I wrote a blog post in which I argued that whatever our politics may be and whatever our economic philosophies may advocate, the call of Jesus requires Christians to care for those who are in need. I critiqued the Ayn Rand myth of individualism, an ideology that sees altruism as a con game. A respondent to that post wrote me a lengthy and energetic reply, arguing that Jesus never told us to help the poor.
As I read that reply—which was thoughtfully written and sincere—my thoughts went immediately to 1 John 3:16–24 and to passages such as Matthew 25:31–46, with the disturbing "sheep and goats" parable that is painful to read, not only because it implies that there are lasting consequences for not recognizing or responding to the face of God in those in need, but also because it strikes at the heart of our ability to know with certainty matters of such eternal consequence.
What's missing in some of the current political debate of Christian values is the value of the love of God revealed in Jesus Christ. However we frame the political, social or cultural dimensions of the challenges we face, we Christians have an obligation to act in a manner consistent with the gospel of Jesus Christ. As 1 John says: "We know love by this, that he laid down his life for us—and we ought to lay down our lives for one another." George MacLeod, founder of the Iona Community, said: "We are to be to others what Christ has become for us."
In Martin Luther King Jr.'s 1958 essay "An Experiment in Love," he reminds us of the transformative potential of love, the creative power of love wielded as a social force, love crafted into direct, nonviolent action that can overcome hatred and violence.

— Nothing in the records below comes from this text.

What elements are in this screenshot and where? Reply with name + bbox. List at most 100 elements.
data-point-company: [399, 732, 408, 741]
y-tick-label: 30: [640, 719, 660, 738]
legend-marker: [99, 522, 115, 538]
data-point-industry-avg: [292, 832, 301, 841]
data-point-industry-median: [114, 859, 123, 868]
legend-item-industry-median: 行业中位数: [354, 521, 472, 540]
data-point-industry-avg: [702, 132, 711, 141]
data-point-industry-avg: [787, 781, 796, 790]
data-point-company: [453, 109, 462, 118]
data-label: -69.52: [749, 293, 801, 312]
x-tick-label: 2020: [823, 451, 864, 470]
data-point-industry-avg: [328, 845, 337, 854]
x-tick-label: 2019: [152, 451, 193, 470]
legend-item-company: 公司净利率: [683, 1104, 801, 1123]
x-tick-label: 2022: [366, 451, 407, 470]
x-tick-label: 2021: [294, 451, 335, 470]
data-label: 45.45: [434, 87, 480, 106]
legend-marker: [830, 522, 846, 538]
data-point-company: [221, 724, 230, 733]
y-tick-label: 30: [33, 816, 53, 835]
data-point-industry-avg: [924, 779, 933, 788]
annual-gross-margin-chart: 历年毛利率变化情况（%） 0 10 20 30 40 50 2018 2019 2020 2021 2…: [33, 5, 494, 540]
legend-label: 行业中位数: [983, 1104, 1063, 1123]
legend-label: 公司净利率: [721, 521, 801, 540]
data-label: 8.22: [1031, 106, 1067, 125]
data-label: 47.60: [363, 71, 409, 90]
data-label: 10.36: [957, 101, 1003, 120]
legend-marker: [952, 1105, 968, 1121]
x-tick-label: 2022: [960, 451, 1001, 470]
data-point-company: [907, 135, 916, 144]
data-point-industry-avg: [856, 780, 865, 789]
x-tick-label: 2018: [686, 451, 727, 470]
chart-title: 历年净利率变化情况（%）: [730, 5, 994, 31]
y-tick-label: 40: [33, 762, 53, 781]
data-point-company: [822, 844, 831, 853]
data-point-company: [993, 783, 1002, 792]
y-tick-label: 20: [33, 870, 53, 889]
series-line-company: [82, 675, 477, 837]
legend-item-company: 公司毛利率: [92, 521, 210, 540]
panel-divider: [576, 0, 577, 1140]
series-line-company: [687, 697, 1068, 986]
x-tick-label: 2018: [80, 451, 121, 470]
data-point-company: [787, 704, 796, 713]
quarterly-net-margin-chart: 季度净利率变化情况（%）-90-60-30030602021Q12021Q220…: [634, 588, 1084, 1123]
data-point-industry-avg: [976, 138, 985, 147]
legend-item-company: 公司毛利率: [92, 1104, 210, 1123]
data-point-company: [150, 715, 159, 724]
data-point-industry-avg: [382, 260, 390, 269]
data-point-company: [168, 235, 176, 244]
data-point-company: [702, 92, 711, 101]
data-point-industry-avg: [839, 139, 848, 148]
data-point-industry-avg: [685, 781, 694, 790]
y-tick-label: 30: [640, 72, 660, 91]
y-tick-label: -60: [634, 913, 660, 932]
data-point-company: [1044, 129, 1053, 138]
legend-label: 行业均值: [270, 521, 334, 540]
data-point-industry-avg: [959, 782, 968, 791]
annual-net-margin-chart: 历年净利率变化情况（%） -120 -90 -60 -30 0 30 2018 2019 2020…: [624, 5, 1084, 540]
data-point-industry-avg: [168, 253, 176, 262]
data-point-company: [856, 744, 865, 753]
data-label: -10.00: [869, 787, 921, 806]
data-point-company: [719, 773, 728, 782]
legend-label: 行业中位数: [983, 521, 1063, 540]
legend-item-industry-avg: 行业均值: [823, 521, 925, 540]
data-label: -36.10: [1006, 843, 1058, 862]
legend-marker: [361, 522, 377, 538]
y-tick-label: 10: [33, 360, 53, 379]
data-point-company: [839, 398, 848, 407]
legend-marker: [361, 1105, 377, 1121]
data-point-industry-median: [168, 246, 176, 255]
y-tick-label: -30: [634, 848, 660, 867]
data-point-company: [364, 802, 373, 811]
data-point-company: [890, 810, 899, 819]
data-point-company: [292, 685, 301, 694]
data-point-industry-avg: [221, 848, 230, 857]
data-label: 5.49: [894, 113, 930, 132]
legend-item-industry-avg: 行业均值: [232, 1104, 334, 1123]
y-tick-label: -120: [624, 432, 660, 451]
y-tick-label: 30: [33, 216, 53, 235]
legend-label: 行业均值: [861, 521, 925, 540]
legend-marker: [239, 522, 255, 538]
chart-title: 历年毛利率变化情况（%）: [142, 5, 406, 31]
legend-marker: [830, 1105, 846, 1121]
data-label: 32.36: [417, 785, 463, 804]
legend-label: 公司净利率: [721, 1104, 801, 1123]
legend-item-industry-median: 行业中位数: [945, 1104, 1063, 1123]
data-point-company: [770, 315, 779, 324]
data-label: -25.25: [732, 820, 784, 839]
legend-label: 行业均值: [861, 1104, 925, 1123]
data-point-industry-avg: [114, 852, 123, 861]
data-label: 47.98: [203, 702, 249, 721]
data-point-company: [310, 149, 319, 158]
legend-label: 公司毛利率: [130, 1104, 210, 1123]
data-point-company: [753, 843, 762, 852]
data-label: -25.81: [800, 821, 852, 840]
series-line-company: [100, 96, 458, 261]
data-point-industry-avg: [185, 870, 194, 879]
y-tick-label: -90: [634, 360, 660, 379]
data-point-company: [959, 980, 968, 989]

Such love, he says, not only lifts up the downtrodden but can also transform oppressors into liberators. Such love "is an overflowing love which is purely spontaneous, unmotivated, groundless, and creative. It is not set in motion by any quality or function of its object. It is the love of God operating in the human heart." King paraphrases 1 Corinthians 10:24: "[It] is a love in which the individual seeks not his own good, but the good of his neighbor."
If justice is love distributed, what a difference it makes if justice flows from our congregations like a mighty rushing stream.